Saturday, 30 April 2011

U.S. Hospital Errors Run Rampant and Often Go Unreported!!!


Medical errors occur much more often in U.S. hospitals than previously estimated. According to a study recently published in the journal Health Affairs, numerous hospital errors go undetected. In fact, at least 90 percent of hospital errors resulting in patient injury, infection, and other issues are not recorded.
The research indicates that about one in three Americans will suffer from a medical error during a hospital stay, and range from bedsores, to foreign objects left in the body from surgical procedures, to deadly staph infections. Findings indicate that about ten times as many hospital errors occur than previously estimated.
A 1999 report by the U.S. Institute of Medicine estimating that as many as 98,000 deaths and over 1 million injuries occur due to medical errors each year sparked strong efforts to track patient safety. Although progress has being made, the standard of quality is still sorely lacking. Susan Dentzer, editor-in-chief of Health Affairs, pointed out, “Without doubt, we’ve seen improvements in health care over the past decade, and even pockets of excellence, but overall progress has been agonizingly slow.” She went on to explain, “It’s clear that we still have a great deal of work to do in order to achieve a health care system that is consistently high-quality—that is, safe, effective, patient-centered, efficient, timely, and devoid of disparities based on race or ethnicity.”
David Classen, a professor at the University of Utah School of Medicine in Salt Lake City, and colleagues, studied 795 patient records among three U.S. teaching hospitals and found that adverse events occurred among one-third of those admitted to hospitals. Findings showed that voluntary reporting by hospitals, in addition to the U.S. Agency for Healthcare Research and Quality’s method for tracking adverse events, were not sufficient in providing accurate information.
The authors wrote, “Hospitals that use such methods alone to measure their overall performance on patient safety may be seriously misjudging actual performance.” They further noted, “Reliance on such methods could produce misleading conclusions about safety in the U.S. health-care system and could misdirect patient-safety improvement efforts.
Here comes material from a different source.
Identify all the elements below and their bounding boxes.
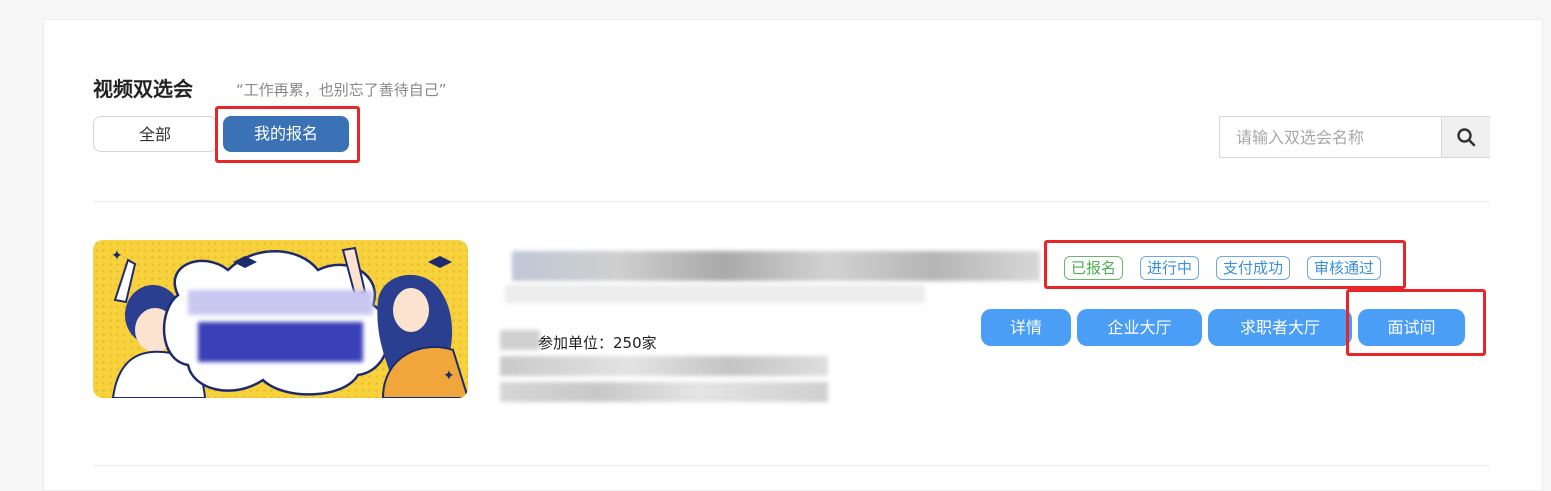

n the research team’s comparison of measuring systems for medical error detection, while voluntary reporting programs recorded only four medical errors, the use of system designed by the federal Agency for Healthcare Research and Quality for measuring hospital errors identified 35. However, use of the Institute for Healthcare Improvement’s new measuring tool detected 354 events that occurred among patients in the three facilities.
The researchers noted, “Our findings indicate that two methods commonly used by most care delivery organizations and supported by policy makers to measure the safety of care fail to detect more than 90 percent of the adverse events that occur among hospitalized patients.”
According to the research team, administrative data collected by hospitals is used in the U.S. Agency for Healthcare Research and Quality method of detecting medical errors and this is the standard method used by the Centers for Medicare and Medicaid Services in evaluating hospital safety. The Institute for Healthcare Improvement method detects incidences of “unintended physical injury resulting from, or contributed to, by medical care.” The new tool is now used by many American hospitals.